Dogs have, I think at least, an inflated reputation in this regard. Not all of them are the type to place their muzzle in your lap when your spirits are damaged and look up at you with their big brown eyes as though wondering what they can do to help.
Those types of dogs surely exist, but I have known morose others who themselves seem to labor under a powerful depression of the spirits, and if they look at you at all it is seemingly to inquire, “this is all you’ve got? This is it? This?’ Like Peggy Lee in that one song of hers.
If they were people it would be hard to get a chuckle out of them, much less a belly laugh. Many of them drink to excess too, which doesn’t help matters.
Ant farms too are to be avoided for those whose spirits or energy levels are subdued.

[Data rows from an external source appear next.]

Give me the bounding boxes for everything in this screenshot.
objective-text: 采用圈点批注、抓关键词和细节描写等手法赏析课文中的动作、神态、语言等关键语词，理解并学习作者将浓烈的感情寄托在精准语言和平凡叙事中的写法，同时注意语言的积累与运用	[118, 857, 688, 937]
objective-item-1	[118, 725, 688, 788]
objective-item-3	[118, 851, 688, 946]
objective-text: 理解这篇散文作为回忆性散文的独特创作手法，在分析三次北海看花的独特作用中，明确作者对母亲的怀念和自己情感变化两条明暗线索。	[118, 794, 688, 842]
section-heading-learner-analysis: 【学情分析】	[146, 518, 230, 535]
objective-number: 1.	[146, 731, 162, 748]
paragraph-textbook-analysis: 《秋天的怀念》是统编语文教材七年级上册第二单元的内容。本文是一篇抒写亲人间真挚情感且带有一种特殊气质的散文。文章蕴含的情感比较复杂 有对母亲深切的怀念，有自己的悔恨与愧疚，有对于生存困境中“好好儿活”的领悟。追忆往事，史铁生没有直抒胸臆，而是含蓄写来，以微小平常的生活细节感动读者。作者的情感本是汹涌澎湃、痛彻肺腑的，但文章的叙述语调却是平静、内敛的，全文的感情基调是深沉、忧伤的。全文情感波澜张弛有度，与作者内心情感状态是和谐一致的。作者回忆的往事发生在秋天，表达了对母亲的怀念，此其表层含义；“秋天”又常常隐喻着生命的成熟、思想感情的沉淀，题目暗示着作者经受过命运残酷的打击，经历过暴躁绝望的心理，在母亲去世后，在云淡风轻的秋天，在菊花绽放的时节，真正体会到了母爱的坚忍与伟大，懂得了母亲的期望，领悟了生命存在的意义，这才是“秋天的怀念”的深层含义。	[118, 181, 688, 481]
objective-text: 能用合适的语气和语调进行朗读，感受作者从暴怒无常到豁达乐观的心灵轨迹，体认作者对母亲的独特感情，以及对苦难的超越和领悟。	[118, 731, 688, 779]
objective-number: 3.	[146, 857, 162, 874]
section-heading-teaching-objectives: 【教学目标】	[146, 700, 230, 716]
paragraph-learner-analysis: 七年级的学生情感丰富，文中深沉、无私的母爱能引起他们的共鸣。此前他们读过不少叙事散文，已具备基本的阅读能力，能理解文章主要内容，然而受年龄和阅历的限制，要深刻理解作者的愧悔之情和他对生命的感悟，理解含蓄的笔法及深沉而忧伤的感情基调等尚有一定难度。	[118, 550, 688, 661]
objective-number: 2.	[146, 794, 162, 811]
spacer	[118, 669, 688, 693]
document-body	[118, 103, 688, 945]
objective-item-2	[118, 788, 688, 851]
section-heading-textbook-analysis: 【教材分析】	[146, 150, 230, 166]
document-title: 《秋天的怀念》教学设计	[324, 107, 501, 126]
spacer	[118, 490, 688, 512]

The individuals that I have known in the ant community seem to me to have the attitude of members of the congregation of one of the more severe sects of religion who expect a lot of a person and do not mind letting him or her know when he or she isn’t measuring up.
There is a certain air of “hey, you know what you really should do is be more like me,” as they go about their work cheerfully and cooperatively, and no doubt with a spirit full of confidence and a brain plump with healthy thoughts.
I cannot say honestly if ants scold or wag their legs towards you in a disapproving manner.
All I can say is they have a lot of legs to do it with, which can only amplify the effect.
As to the kraken, the vast tentacled beast who drew mighty ships to their doom as it submerged; Grendel, the murderous monster who was as apt as not to devour warriors sent out to subdue it as anything; Cerberus, the multi-headed dog who is said to guard The Underworld to keep the dead from escaping; The Hound of the Baskervilles; various werewolves, ravens, and homicidal orangutans from the annals of literature; and the assortment of rocs, griffins, basilisks, and manicores that populate ancient horror stories, well, best to take up the subject with your therapist first, just in case. Be specific in your discussions.
It is in the end hard to know what to do in these situations except turn to the only true friends in the animal kingdom that we have ever known.
Stuffed animals have a way of bestowing a loving look upon you, ‘accepting,’ that’s the word, accepting, they’ll take you as you are, never disappoint you, and are not demanding conversationalists.